Friday, May 20, 2005

Foucault Test

If you are an historian or other academic, you may think that a "Foucault test" is one where you are asked to make sense of an incomprehensible block of deconstructionist text. But actually, there is another Foucault--one who came up with something useful.

Big Bertha, the 17.5" reflector I bought a while back (very cheap) has never performed as well at high magnification as it should. I've done enough experimentation now that I believe the problem is either a defective primary mirror, or the diagonal mirror is too large.

What makes a telescope mirror defective, and what is a Foucault test? You may recall (but more likely, you don't) that somewhere along the way, proponents of the New Math showed you a cone, slice about four different ways. My recollection of this was from fourth or fifth grade. I could not for the life of me see why I should care about the difference between a circle (cutting the cone parallel to the base), an ellipse (cutting the cone at a bit of angle), a parabola (cutting the cone parallel to the slope), or an hyperbola (cutting the cone at a sharper angle than the slope).

Here's a picture, to refresh your memory:



Associated with every figure sliced from the screaming flesh of the cone are two foci. The two foci are on top of each other for a circle, and some distance apart for an ellipse. Here's how you use those foci to draw an ellipse:



It turns out that all planetary orbits are ellipses.

The parabola has two foci also--one real close, the other at infinity. The hyperbolas far focus is beyond infinity (which makes only a little less sense than saying it is at infinity).

What does any of this have to do with telescopes and Foucault?

It turns out that the ideal telescope mirror is a parabola: one focus is up close--about where you put your eye. The other focus is at infinity. A parabola takes the image at infinity (and for practical purposes, all astronomical objects are at infinity) and focuses all the light and image where you put your eye.

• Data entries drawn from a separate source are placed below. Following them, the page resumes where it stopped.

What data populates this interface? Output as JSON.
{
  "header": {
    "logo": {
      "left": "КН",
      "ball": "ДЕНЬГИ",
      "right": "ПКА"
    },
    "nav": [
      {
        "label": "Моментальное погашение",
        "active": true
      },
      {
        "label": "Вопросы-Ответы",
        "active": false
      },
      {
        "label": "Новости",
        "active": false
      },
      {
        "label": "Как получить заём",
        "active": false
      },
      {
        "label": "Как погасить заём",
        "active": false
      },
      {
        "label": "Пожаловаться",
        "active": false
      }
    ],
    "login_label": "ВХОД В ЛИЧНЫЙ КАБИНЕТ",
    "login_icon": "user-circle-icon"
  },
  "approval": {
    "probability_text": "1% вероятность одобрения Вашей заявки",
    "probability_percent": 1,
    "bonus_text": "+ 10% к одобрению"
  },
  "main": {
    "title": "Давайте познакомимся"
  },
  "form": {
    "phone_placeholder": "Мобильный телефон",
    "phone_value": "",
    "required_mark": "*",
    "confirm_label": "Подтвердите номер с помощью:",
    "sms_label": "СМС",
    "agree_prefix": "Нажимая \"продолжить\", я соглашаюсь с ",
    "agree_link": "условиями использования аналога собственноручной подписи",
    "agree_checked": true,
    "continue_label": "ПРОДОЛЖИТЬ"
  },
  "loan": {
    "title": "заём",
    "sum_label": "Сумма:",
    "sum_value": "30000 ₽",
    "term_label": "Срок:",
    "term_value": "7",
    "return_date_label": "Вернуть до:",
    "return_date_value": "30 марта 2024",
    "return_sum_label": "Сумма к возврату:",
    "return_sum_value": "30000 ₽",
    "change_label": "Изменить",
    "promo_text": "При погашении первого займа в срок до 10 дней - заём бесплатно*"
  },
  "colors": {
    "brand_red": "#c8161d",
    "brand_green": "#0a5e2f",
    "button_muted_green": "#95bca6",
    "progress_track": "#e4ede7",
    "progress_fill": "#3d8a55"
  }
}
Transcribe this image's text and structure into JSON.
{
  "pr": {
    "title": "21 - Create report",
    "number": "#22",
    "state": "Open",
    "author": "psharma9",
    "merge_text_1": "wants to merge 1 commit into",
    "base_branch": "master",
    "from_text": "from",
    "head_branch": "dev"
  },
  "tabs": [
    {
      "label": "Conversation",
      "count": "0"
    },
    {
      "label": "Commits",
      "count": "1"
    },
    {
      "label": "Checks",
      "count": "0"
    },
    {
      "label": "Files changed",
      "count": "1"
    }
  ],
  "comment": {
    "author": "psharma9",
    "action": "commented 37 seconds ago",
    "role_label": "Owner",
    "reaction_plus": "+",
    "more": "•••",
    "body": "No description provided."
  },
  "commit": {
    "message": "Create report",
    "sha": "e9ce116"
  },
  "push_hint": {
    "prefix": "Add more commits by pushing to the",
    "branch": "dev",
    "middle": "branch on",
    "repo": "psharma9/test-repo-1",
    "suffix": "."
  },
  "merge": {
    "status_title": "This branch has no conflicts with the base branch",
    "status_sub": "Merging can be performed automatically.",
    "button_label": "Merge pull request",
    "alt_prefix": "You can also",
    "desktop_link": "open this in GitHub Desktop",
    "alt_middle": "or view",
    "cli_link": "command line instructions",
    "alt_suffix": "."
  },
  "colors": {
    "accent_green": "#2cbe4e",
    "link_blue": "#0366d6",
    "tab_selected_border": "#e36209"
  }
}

Making parabolic mirrors isn't easy. You normally start by grinding a telescope mirror spherical, and then altering its shape with some rather empirical methods, into a parabola. I've done this before, long, long ago, when I made a telescope mirror. It isn't easy--and until the middle of the nineteenth century, no one really knew how to tell when a mirror had reached the perfection of a parabola. Just to make life really miserable for telescope makers, to make a really good telescope mirror, you have to make that parabola so accurately that it is accurate within 1/4 wavelength of light. Yes, you read that correctly. This means that the surface of the mirror has to be within tolerances of millionths of an inch.

Until Jean Foucault (who also invented the gyroscope, Foucault pendulum, and proved that light moved more slowly in water than in air) came up with the Foucault test, figuring out whether a mirror was a proper parabola was largely experimental. You took the telescope outside, aimed at a star, and then tried to see if it would focus correctly or not. If it was fuzzy--if you couldn't get a crisp focus--it probably wasn't a parabola.

The Foucault test is capable of measuring those millionths of an inch difference between a spherical mirror, and a parabolic mirror--and doing it with surprisingly simple mechanisms. Here's a detailed description of it. The essence of it, however, is that different parts of a parabolic mirror--different "zones"--will come to slightly different focal points than a spherical mirror. For a light source at the focal point, the spherical mirror will bring all the light back to the same point. The parabolic mirror will bring the light from different rings on the mirror to slightly different points--and a few millionths of an inch turn into fractions of inch of difference on the focal points.

Anyway, I used to have a Foucault tester. I don't know. I am going to try and find someone locally who has one that I can use on Big Bertha's mirror.